Ella mengacak-acak rambutnya kesal. Dia sudah melakukan berbagai cara untuk bisa menyembunyikan luka gores yang ketara di lehernya. Dia berusaha menutupinya dengan syal, tapi terasa gerah. Dia mengenakan jaket, tapi dia harus melepasnya di kelas. Dia menggerai rambutnya...., sepertinya hanya itu cara yang tersisa. Ella menggerai rambut lurusnya dan menjepitnya sedemikian rupa sehingga tidak mudah tersibak jika terkena angin. Ella mematut dirinya di cermin sekali lagi. Sebenarnya tidak buruk jika dia tampil dengan rambut hitam lurus panjangnya yang terekspos, tapi mengingat tingkahnya yang tidak bisa diam, itu tentu membuat Ella merasa sedikit tak nyaman.

Ella masih sibuk memetulkan kerah bajunya hingga sebuah tangan lembut menyetuh lehernya dan menaut rambutnya. Ella melihat ke cermin dan menemukan Dong Jae yang tengah menata rambutnya dengan sebuah karet gelang warna ungu yang manis.

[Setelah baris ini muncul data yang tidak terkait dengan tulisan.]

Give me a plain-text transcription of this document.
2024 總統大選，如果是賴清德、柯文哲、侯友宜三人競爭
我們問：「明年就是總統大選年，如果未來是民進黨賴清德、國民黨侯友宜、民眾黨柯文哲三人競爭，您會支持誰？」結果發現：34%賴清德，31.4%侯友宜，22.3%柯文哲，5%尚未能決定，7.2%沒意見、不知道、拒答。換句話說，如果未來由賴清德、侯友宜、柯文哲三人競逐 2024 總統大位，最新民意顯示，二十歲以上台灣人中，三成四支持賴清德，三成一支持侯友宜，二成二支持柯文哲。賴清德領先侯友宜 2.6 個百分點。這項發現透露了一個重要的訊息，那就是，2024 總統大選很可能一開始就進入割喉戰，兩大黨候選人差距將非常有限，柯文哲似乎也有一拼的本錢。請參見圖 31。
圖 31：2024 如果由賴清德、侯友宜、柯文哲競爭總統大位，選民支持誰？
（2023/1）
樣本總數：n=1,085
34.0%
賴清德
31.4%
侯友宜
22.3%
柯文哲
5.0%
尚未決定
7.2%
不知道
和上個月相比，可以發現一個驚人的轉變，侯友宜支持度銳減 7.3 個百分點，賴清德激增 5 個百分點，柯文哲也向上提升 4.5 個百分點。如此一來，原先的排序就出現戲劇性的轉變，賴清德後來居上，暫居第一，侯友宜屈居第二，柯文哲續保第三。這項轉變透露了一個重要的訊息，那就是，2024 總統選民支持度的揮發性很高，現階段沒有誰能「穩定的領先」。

"Nyonya Jung tidak bilang jika kau harus memburu makhluk-makhluk itu sendirian kan ? paling tidak jangan menangkap mereka sendirian, bangunkan aku, atau minta bantuan yang lain, mereka pasti akan membatu". Ella hanya memandang Dong Jae dari cermin.

Ella bisa merasakan sebuah perhatian yang tulus dari kalimatnya. Kadang-kadang saat Dong Jae sedang begini, Ella baru sadar jika Dong Jae lah yang lebih tua. "Sebenarnya tidak sulit kok. Hanya dua ekor Vampire Assasin".

"Tapi tetap saja. Apa tak ada seorang pun yang datang membantumu ?".

Tiba-tiba Ella ingat seseorang yang sudah membantunya tadi malam. "Sebenarnya ada seseorang, ku pikir itu kau, tapi sepertinya bukan".

"Kau tidak tahu siapa yang menolongmu ?". Ella hanya berusaha mengingat-ingat bayangan yang berdiri di atas gedung itu dan memandang ke arahnya, walau pada akhirnya Ella hanya bisa geleng-geleng karena tak berhasil melihat wajahnya saat itu.

"Sudah".

"Wow, dari mana kau belajar ini ?". Sebuah ikatan Pony tail samping menjuntai indah memilin rambutnya. Luka gores di leher kirinya bahkan tertutup sempurna dan tidak ketara.

Dong Jae hanya tersenyum melihat Ella yang mengagumi dirinya sendiri di cermin. "Sudahlah ayo kita berangkat, aku sudah menyiapkan sarapanmu". Dan Dong Jae pun meninggalkan Ella yang memandanginya dengan tatapan_apa aku ini adikmu_ anehnya.

.......................................................................................................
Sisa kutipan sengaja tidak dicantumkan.